1981/1982 - Realizou Memórias e confissões que só pode estrear ou ser exibido publicamente depois da sua morte. Foi rodado numa casa no Porto onde o realizador viveu, conta com diálogos de Agustina Bessa-Luís e vozes de Diogo Dória e Teresa Madruga. O filme está depositado na Cinemateca Portuguesa.
1982 - Recebeu a Comenda da Ordem de Mérito da República Italiana.
1983 - Foi condecorado Comendador da Ordem de Artes e Letras de França.
1985 - Estreou o filme O sapato de cetim, de quase sete horas, e recebeu Leão de Ouro em Veneza pelo conjunto da carreira.
1987 - Em Julho estreou-se como encenador de teatro em Itália com um espectáculo baseado no conto De profundis, de Agustina Bessa-Luís.
1988 - Estreia do filme-ópera Os canibais que conta pela primeira vez com a participação de Leonor Silveira, uma das actrizes de eleição de Manoel de Oliveira.
1989 - Recebeu Comenda da Ordem do Infante D. Henrique pelo presidente da República Mário Soares.
1992 - Estreia mundial de O dia do desespero a 30 de Maio de 1992 na Expo´92, de Sevilha, em Espanha.
1992 - Recebeu o Leopardo de honra pelo conjunto da carreira no festival de Locarno, na Suíça.
1993 - Estreia mundial de Vale Abraão no Festival de Cannes.
1994 - Participou em Lisbon Story, de Wim Wenders, no qual parodia o cinema mudo e Charlot.
1995 - A Sociedade Portuguesa de Autores (SPA) atribuiu-lhe o Prémio Carreira.

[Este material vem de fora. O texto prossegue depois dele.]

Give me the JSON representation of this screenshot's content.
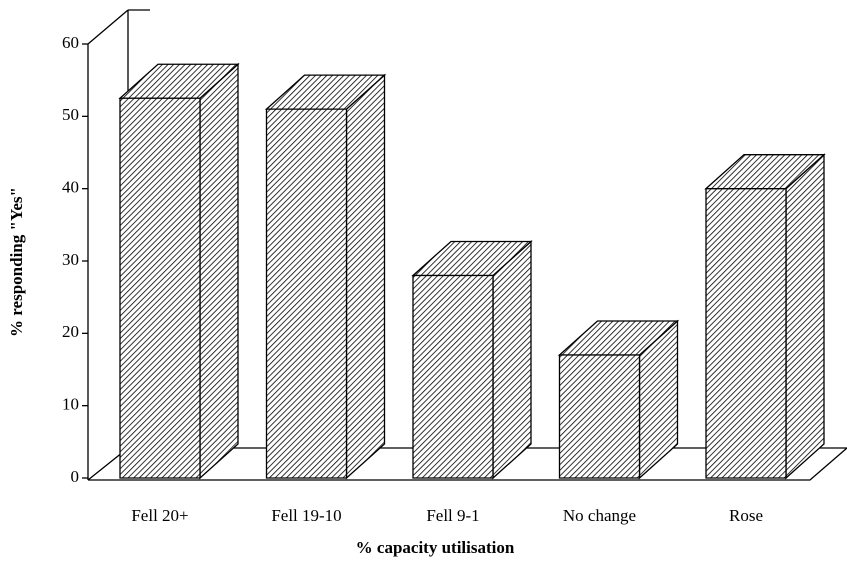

1997 - Grande Oficial de Mérito Nacional pela República e do Governo Francês.
- Estreia Viagem ao princípio do mundo, filme com contornos autobiográficos e protagonizado por Marcello Mastroianni. Seria o último filme do actor italiano.
1998 - Em Setembro iniciou a rodagem em França do filme A carta, com Chiara Mastroianni.

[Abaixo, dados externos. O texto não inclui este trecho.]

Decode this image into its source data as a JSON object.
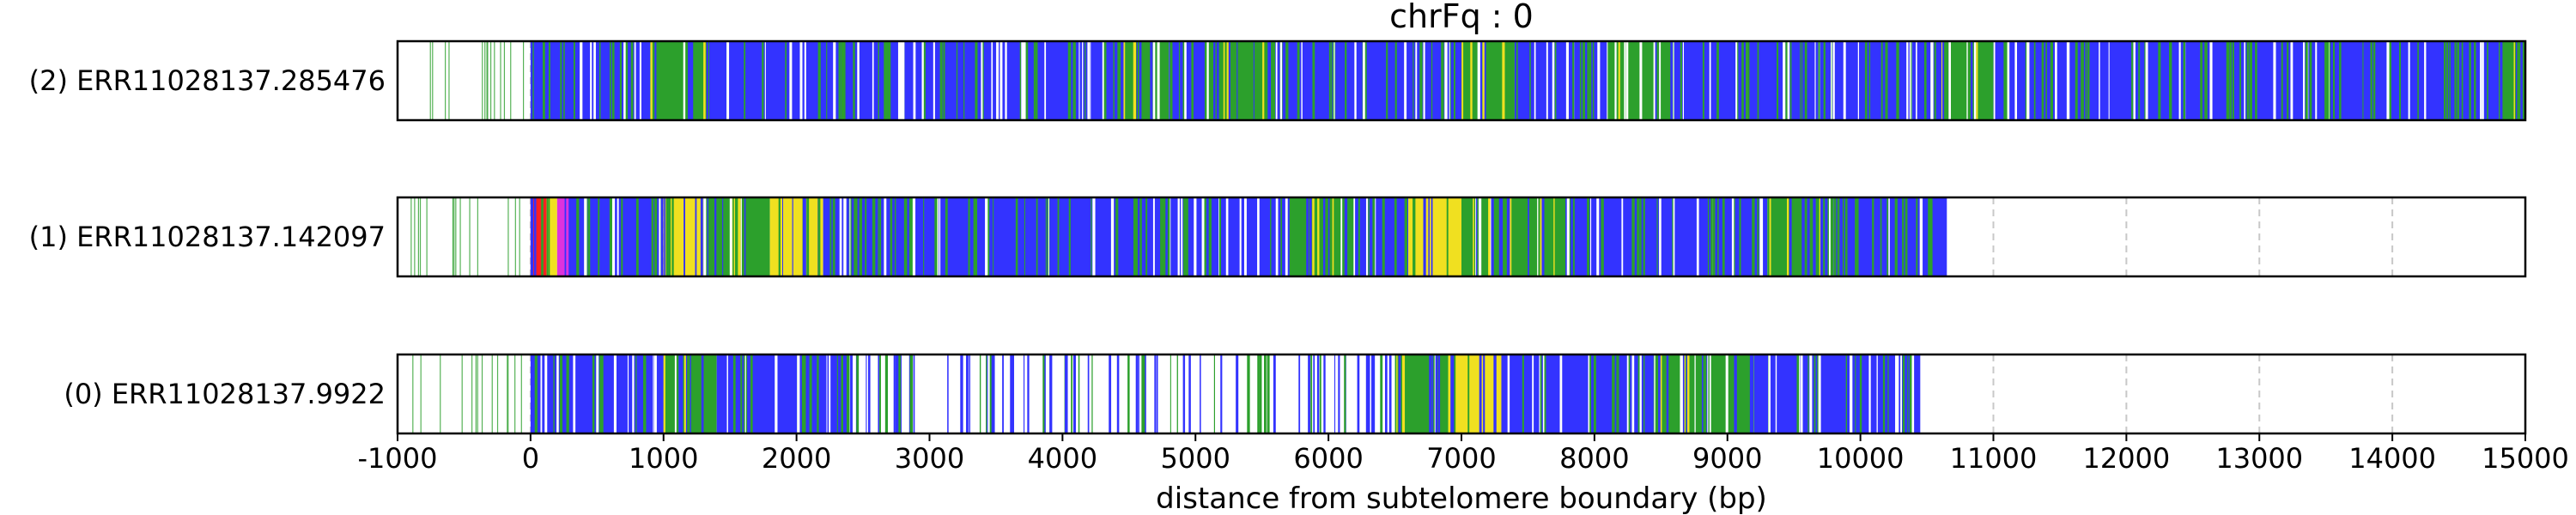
{
  "chart_data": {
    "type": "heatmap",
    "title": "chrFq : 0",
    "xlabel": "distance from subtelomere boundary (bp)",
    "xlim": [
      -1000,
      15000
    ],
    "xticks": [
      -1000,
      0,
      1000,
      2000,
      3000,
      4000,
      5000,
      6000,
      7000,
      8000,
      9000,
      10000,
      11000,
      12000,
      13000,
      14000,
      15000
    ],
    "grid": "vertical dashed at each 1000 bp",
    "colors": {
      "blue": "#3333ff",
      "green": "#2ca02c",
      "yellow": "#f0e020",
      "red": "#ff2020",
      "magenta": "#dd33dd",
      "white": "#ffffff",
      "grid": "#c8c8c8"
    },
    "reads": [
      {
        "label": "(2) ERR11028137.285476",
        "start": -1000,
        "end": 15000,
        "sparse_region": [
          -1000,
          0
        ],
        "segments": [
          [
            0,
            900,
            "blue"
          ],
          [
            900,
            1350,
            "green"
          ],
          [
            1350,
            4400,
            "blue"
          ],
          [
            4400,
            4800,
            "green"
          ],
          [
            4800,
            5100,
            "blue"
          ],
          [
            5100,
            5600,
            "green"
          ],
          [
            5600,
            7000,
            "blue"
          ],
          [
            7000,
            7400,
            "green"
          ],
          [
            7400,
            8100,
            "blue"
          ],
          [
            8100,
            8600,
            "green"
          ],
          [
            8600,
            10600,
            "blue"
          ],
          [
            10600,
            11000,
            "green"
          ],
          [
            11000,
            14800,
            "blue"
          ],
          [
            14800,
            15000,
            "green"
          ]
        ]
      },
      {
        "label": "(1) ERR11028137.142097",
        "start": -1000,
        "end": 10650,
        "sparse_region": [
          -1000,
          0
        ],
        "segments": [
          [
            0,
            120,
            "red"
          ],
          [
            120,
            200,
            "yellow"
          ],
          [
            200,
            300,
            "magenta"
          ],
          [
            300,
            1000,
            "blue"
          ],
          [
            1000,
            1300,
            "yellow"
          ],
          [
            1300,
            1800,
            "green"
          ],
          [
            1800,
            2200,
            "yellow"
          ],
          [
            2200,
            5700,
            "blue"
          ],
          [
            5700,
            6200,
            "green"
          ],
          [
            6200,
            6600,
            "blue"
          ],
          [
            6600,
            7000,
            "yellow"
          ],
          [
            7000,
            7800,
            "green"
          ],
          [
            7800,
            9300,
            "blue"
          ],
          [
            9300,
            9800,
            "green"
          ],
          [
            9800,
            10650,
            "blue"
          ]
        ]
      },
      {
        "label": "(0) ERR11028137.9922",
        "start": -1000,
        "end": 10450,
        "sparse_region": [
          -1000,
          0
        ],
        "segments": [
          [
            0,
            1000,
            "blue"
          ],
          [
            1000,
            1400,
            "green"
          ],
          [
            1400,
            2400,
            "blue"
          ],
          [
            2400,
            6500,
            "white"
          ],
          [
            6500,
            6900,
            "green"
          ],
          [
            6900,
            7300,
            "yellow"
          ],
          [
            7300,
            8500,
            "blue"
          ],
          [
            8500,
            9200,
            "green"
          ],
          [
            9200,
            10450,
            "blue"
          ]
        ]
      }
    ]
  }
}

2001 - Estreia Porto da minha infância, encomendando por Porto - Capital Europeia da Cultura. É um regresso de Manoel de Oliveira aos lugares de infância naquela cidade.

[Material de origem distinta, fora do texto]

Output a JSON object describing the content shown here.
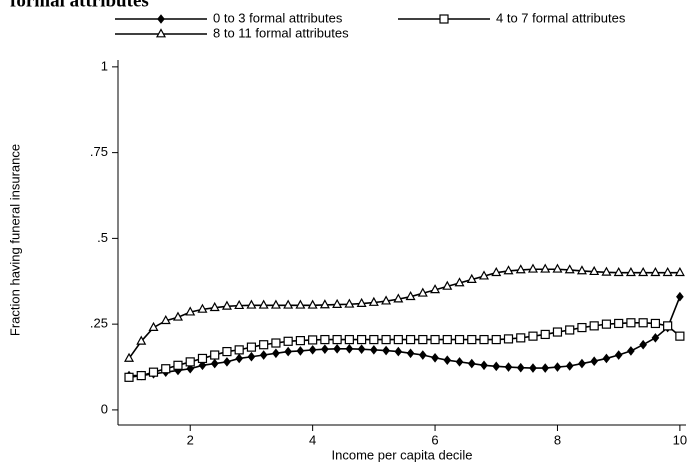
{
  "chart_data": {
    "type": "line",
    "title": "formal attributes",
    "xlabel": "Income per capita decile",
    "ylabel": "Fraction having funeral insurance",
    "xlim": [
      0.82,
      10.1
    ],
    "xticks": [
      2,
      4,
      6,
      8,
      10
    ],
    "ylim": [
      -0.044,
      1.02
    ],
    "yticks": [
      0,
      {
        "value": 0.25,
        "label": ".25"
      },
      {
        "value": 0.5,
        "label": ".5"
      },
      {
        "value": 0.75,
        "label": ".75"
      },
      1
    ],
    "grid": false,
    "legend": "top",
    "x": [
      1,
      1.2,
      1.4,
      1.6,
      1.8,
      2,
      2.2,
      2.4,
      2.6,
      2.8,
      3,
      3.2,
      3.4,
      3.6,
      3.8,
      4,
      4.2,
      4.4,
      4.6,
      4.8,
      5,
      5.2,
      5.4,
      5.6,
      5.8,
      6,
      6.2,
      6.4,
      6.6,
      6.8,
      7,
      7.2,
      7.4,
      7.6,
      7.8,
      8,
      8.2,
      8.4,
      8.6,
      8.8,
      9,
      9.2,
      9.4,
      9.6,
      9.8,
      10
    ],
    "series": [
      {
        "name": "0 to 3 formal attributes",
        "color": "#000000",
        "marker": "diamond",
        "values": [
          0.1,
          0.1,
          0.105,
          0.11,
          0.115,
          0.12,
          0.13,
          0.135,
          0.14,
          0.15,
          0.155,
          0.16,
          0.165,
          0.17,
          0.172,
          0.175,
          0.177,
          0.178,
          0.178,
          0.177,
          0.175,
          0.173,
          0.17,
          0.165,
          0.16,
          0.152,
          0.145,
          0.14,
          0.135,
          0.13,
          0.127,
          0.125,
          0.123,
          0.122,
          0.122,
          0.125,
          0.128,
          0.135,
          0.142,
          0.15,
          0.16,
          0.172,
          0.19,
          0.21,
          0.24,
          0.33
        ]
      },
      {
        "name": "4 to 7 formal attributes",
        "color": "#000000",
        "marker": "square",
        "values": [
          0.095,
          0.1,
          0.11,
          0.12,
          0.13,
          0.14,
          0.15,
          0.16,
          0.17,
          0.175,
          0.183,
          0.19,
          0.195,
          0.2,
          0.202,
          0.204,
          0.205,
          0.205,
          0.205,
          0.205,
          0.205,
          0.205,
          0.205,
          0.205,
          0.205,
          0.205,
          0.205,
          0.205,
          0.205,
          0.205,
          0.205,
          0.207,
          0.21,
          0.215,
          0.22,
          0.227,
          0.233,
          0.24,
          0.245,
          0.25,
          0.252,
          0.254,
          0.254,
          0.252,
          0.245,
          0.215
        ]
      },
      {
        "name": "8 to 11 formal attributes",
        "color": "#000000",
        "marker": "triangle",
        "values": [
          0.15,
          0.2,
          0.24,
          0.26,
          0.27,
          0.285,
          0.293,
          0.298,
          0.302,
          0.304,
          0.305,
          0.305,
          0.305,
          0.305,
          0.305,
          0.305,
          0.306,
          0.307,
          0.308,
          0.31,
          0.313,
          0.317,
          0.323,
          0.33,
          0.34,
          0.35,
          0.36,
          0.37,
          0.38,
          0.39,
          0.4,
          0.405,
          0.408,
          0.41,
          0.41,
          0.41,
          0.408,
          0.405,
          0.403,
          0.401,
          0.4,
          0.4,
          0.4,
          0.4,
          0.4,
          0.4
        ]
      }
    ]
  }
}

2002 - Aos 94 anos realizou o teledisco Momento, de Pedro Abrunhosa.
2003 - Encenou a peça Mário eu próprio o outro, de José Régio, em Roma, Itália.
2004 - Recebeu Leão de Ouro do Festival de Veneza, de homenagem à carreira, e exibiu O Quinto Império - Ontem e Hoje.
- Recebeu o Prémio Vittorio de Sica, em Itália.
2005 - Distinguido com a medalha de ouro do Círculo de Belas Artes de Madrid.
2007 - Distinguido com o Prémio Manuel Antunes 2007 por ser um «cineasta do Sagrado».
- Participou no filme colectivo Chacun son cinema, de celebração dos 60 anos do Festival de Cannes, com a curta-metragem Rencontre unique.
- Estreou Belle Toujours, de homenagem a Belle de jour, de Luis Buñuel, no Festival de Cannes.
- Estreou Cristóvão Colombo - O enigma no Festival de Veneza. Manoel de Oliveira e a mulher participam no filme.
- Distinguido com o American Film Institute Silver Legacy Award nos Estados Unidos.
2008 - Doutor Honoris Causa pela Universidade do Algarve.
- Retrospectiva nos Estados Unidos pela Brooklyn Academy of Music.
- Investido membro honorário da Academia das Ciências de Lisboa.
- Distinguido, em conjunto com o escritor António Lobo Antunes, com o Prémio Terenci Moix, de Espanha.
- Palma de Ouro pela carreira e exibição de Douro, faina fluvial no Festival de Cannes.
- Museu de Serralves inaugura exposição dedicada à obra de Manoel de Oliveira.
- Distinguido, em conjunto com a pianista Maria João Pires, com a Medalha de Ouro de Belas Artes 2007, atribuída pelo governo de Espanha.
- Homenagem no I Congresso da Cultura Ibero-Americana, na cidade do México.
- Distinguido com o Prémio Mundial do Humanismo, atribuído pela Academia do Humanismo da Macedónia.
- Projecção da curta-metragem Do visível ao invisível no Festival de Veneza.
- Realização de retrospectivas no Museu de Serralves e Cinemateca Portuguesa.
- Distinguido com o Prémio da Fundação Fellini, atribuído em Riminni, Itália.
- Inicia em Lisboa a rodagem do filme Singularidades de uma rapariga loura, a partir de um conto de Eça de Queirós, que deverá estrear no Festival de Cinema de Berlim.
2009 - Manoel de Oliveira espera rodar em Fevereiro o filme O estranho caso de Angélica, recuperando um projecto incompleto dos anos 1950, e apresentá-lo no Festival de cinema de Cannes.